Cardoza v. New Orleans Public Service, Inc.

WARD, Judge. •

Plaintiff, Margaret Cardoza, instituted this suit for damages against defendants, New Orleans Public Service, Inc. (NOPSI), its employee, Lottie Hamilton, and the City of New Orleans, for injuries she received while a passenger on a bus owned by NOP-SI and operated by Hamilton. After a judge trial, the court rendered judgment in solido against NOPSI and the City and in favor of Mrs. Cardoza, awarding $4,752.00 for general damages and medical expenses. Only NOPSI and Lottie Hamilton have appealed.1

The primary issue which appellants have presented for review is the correctness of the Trial Judge’s finding of liability, on the part of appellants. Proper analysis of the issue requires that we look first at the facts of the incident, which are not disputed.

On February 27, 1980, Margaret Cardoza was a fare-paying passenger on a NOPSI bus travelling east on North Broad Street in New Orleans. As the bus approached the intersection of Broad and Laharpe Streets, Mrs. Cardoza rang the buzzer on the bus, signalling her intention to exit at the next service stop, and began to move toward the front of the bus. At the same time, an automobile travelling on Laharpe Street ran the stop sign at Broad and La-harpe, entering the intersection in the path of the bus. The distance between this automobile and the bus was such that it was not necessary for the bus to slow down to avoid the automobile. However, following the automobile was a police car which also ran the stop sign and pulled out into the path of the bus, which at that time was about twenty-five feet from the intersection. The police car’s emergency lights were flashing, but its siren was silent. In order to avoid a collision with the police car, the bus driver, Lottie Hamilton, made a sudden stop. Mrs.

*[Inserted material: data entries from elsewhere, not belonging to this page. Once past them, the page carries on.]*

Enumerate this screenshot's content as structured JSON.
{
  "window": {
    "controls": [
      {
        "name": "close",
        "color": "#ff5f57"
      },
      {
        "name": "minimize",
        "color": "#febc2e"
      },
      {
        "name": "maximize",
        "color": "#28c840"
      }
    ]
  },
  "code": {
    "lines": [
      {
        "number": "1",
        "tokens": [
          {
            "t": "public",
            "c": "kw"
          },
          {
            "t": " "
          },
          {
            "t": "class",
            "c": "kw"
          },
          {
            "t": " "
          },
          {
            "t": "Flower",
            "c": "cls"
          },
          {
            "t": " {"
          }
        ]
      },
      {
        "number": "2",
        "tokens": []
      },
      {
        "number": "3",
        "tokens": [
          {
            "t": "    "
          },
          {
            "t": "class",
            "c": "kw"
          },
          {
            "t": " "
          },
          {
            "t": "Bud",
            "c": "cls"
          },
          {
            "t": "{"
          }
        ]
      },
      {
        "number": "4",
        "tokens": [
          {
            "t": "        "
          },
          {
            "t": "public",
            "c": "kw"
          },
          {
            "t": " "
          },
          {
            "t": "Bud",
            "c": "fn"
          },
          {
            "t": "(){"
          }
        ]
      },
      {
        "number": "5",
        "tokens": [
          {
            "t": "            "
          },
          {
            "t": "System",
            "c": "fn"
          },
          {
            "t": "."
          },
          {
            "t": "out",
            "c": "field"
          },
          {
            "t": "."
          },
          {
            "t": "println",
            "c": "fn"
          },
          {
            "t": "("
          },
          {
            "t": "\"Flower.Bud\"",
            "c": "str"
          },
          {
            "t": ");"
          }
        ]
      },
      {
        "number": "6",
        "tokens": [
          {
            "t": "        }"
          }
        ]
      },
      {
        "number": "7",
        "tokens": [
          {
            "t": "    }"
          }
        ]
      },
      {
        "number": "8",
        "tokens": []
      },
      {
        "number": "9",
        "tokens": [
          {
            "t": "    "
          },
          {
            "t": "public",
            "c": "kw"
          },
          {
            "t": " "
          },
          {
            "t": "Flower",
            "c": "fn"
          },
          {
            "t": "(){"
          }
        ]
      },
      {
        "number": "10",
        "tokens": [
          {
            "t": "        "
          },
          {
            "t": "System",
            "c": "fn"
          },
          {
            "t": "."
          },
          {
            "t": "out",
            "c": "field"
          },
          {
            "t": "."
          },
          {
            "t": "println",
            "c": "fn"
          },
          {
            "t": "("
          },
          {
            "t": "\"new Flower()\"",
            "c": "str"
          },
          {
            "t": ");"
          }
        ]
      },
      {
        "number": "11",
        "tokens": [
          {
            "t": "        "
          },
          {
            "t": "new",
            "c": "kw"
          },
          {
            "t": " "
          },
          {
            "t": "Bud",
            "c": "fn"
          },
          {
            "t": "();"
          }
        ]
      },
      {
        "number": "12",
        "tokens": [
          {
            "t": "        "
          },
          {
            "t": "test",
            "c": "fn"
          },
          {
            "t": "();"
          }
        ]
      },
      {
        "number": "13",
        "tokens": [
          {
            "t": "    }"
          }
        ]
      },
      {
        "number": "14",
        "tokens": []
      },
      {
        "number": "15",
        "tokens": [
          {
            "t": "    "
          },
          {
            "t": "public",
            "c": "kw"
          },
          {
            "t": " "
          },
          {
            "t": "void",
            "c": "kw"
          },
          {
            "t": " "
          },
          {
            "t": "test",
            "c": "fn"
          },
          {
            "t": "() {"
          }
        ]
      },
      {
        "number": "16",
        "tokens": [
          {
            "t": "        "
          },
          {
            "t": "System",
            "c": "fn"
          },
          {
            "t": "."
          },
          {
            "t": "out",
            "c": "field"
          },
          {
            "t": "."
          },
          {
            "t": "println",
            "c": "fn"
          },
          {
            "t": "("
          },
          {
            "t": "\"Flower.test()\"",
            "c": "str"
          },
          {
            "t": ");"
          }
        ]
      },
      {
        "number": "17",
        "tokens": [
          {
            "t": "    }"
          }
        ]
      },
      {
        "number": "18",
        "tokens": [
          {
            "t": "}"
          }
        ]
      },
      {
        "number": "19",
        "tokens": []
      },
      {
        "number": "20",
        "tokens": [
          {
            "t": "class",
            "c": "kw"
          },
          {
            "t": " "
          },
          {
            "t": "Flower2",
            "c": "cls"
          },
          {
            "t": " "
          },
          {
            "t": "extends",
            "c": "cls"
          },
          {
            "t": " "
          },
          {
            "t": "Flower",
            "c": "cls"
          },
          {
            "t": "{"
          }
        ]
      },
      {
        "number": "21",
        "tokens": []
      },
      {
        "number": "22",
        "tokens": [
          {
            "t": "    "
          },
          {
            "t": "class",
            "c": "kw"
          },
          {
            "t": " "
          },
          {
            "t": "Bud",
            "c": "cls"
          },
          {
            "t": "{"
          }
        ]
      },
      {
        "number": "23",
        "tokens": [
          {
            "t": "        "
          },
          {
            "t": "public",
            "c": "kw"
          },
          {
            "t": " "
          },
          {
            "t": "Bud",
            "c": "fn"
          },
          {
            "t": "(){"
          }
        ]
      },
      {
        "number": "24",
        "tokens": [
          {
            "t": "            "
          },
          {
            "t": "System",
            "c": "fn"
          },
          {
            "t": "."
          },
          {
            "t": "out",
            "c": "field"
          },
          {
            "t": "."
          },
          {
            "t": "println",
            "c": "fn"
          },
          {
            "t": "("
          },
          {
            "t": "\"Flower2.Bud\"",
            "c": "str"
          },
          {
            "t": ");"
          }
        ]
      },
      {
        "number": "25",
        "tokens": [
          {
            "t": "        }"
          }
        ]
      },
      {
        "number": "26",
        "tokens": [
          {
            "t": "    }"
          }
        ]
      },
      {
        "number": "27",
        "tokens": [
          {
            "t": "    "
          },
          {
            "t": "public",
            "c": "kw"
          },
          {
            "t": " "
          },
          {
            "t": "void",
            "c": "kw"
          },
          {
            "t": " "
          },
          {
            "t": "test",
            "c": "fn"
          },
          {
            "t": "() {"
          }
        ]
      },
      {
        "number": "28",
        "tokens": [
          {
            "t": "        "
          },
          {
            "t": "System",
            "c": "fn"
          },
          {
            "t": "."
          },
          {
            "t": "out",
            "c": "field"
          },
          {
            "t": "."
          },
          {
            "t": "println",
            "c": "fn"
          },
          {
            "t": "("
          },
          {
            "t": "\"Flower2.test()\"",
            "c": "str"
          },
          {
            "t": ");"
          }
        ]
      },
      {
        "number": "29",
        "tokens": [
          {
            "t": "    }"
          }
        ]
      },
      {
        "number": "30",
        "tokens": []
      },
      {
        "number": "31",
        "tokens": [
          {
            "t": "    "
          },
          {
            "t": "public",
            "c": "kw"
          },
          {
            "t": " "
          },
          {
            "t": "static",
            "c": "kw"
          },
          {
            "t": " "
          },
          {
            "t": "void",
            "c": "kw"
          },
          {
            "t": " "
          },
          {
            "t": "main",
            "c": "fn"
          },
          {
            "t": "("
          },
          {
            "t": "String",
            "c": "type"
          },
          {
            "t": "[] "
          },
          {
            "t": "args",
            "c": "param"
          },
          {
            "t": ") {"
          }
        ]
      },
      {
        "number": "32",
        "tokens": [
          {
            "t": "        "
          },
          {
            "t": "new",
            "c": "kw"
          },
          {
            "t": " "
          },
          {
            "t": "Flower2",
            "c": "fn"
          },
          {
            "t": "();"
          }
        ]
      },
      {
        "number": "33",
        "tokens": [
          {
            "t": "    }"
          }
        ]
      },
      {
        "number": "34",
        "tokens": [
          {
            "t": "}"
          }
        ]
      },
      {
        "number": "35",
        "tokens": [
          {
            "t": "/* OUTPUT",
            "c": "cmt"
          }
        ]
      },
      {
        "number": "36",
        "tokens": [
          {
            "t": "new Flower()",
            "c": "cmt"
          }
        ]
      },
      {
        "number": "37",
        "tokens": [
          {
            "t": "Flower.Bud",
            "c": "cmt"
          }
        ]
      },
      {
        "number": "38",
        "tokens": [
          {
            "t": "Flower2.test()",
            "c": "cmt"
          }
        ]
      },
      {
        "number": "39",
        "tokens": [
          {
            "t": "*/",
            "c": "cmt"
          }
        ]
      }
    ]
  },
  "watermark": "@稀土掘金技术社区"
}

Cardoza was thrown forward in the bus and *758was injured when she became wedged between the driver’s seat and the fare box.

NOPSI argues that it rebutted the presumption of fault the law imposes on a common carrier where a passenger sustains injury by showing that an emergency was created and the accident was caused by the police ear running the stop sign and moving into the path of the oncoming bus.

We believe that the trial judge was correct; we affirm his judgment for the following reasons.

NOPSI, as a common carrier operating a public conveyance, is charged with the “highest degree of vigilance, care and precaution for the safety of those it undertakes to transport and is liable for the slightest negligence.” Davis v. Owen, 368 So.2d 1052 (La.1979); Wise v. Prescott, 244 La. 157, 151 So.2d 356 (La.1963). The mere showing of an injury to a fare-paying passenger on a public conveyance and his or her failure to reach his or her destination safely establishes a prima facie case of negligence, and imposes on the carrier the burden of exculpating itself of negligence and overcoming the presumption. Wise v. Prescott, supra; Galland v. NOPSI, 377 So.2d 84 (La.1979).

In order to exculpate itself from negligence, NOPSI is required to show that Ms. Hamilton, the driver, did “all that human sagacity and foresight can do under the circumstances, in view of the character and mode of conveyance adopted, to prevent injury to passengers.... ” Wise v. Prescott, supra.

NOPSI failed to show that Ms. Hamilton met that burden. The evidence shows that when Ms. Hamilton first saw an automobile running the stop sign, she did not apply her brakes at that time; she continued driving until she saw the police car pulling into the intersection. When she saw the police car, rather than immediately slowing down, Mr. Hamilton first checked her rearview mirror to see whether she could change lanes and avoid bringing the bus to a halt. When she found that she could not, she then had to brake suddenly to avoid the collision. NOP-SI did not exculpate itself from the burden of showing it was without “the slightest negligence”.

Further, after reviewing the record, this court cannot conclude that the Trial Judge was manifestly erroneous. Canter v. Koehring Co., 283 So.2d 716 (La.1973); Arceneaux v. Domingue, 365 So.2d 1330 (La.1978).

The judgment of the District Court is affirmed.

. The City has not filed an appeal in this case. La.C.C.P. Art. 2121. Ms. Cardoza in her brief has requested this Court to increase the damage award of the Trial Judge. She has not, however, filed an appeal or an answer to the appeal of NOPSI. La.C.C.P. Art. 2133; Craig v. Southeastern Fidelity Ins. Co., 377 So.2d 1271 (La.App. 3rd Cir.1979).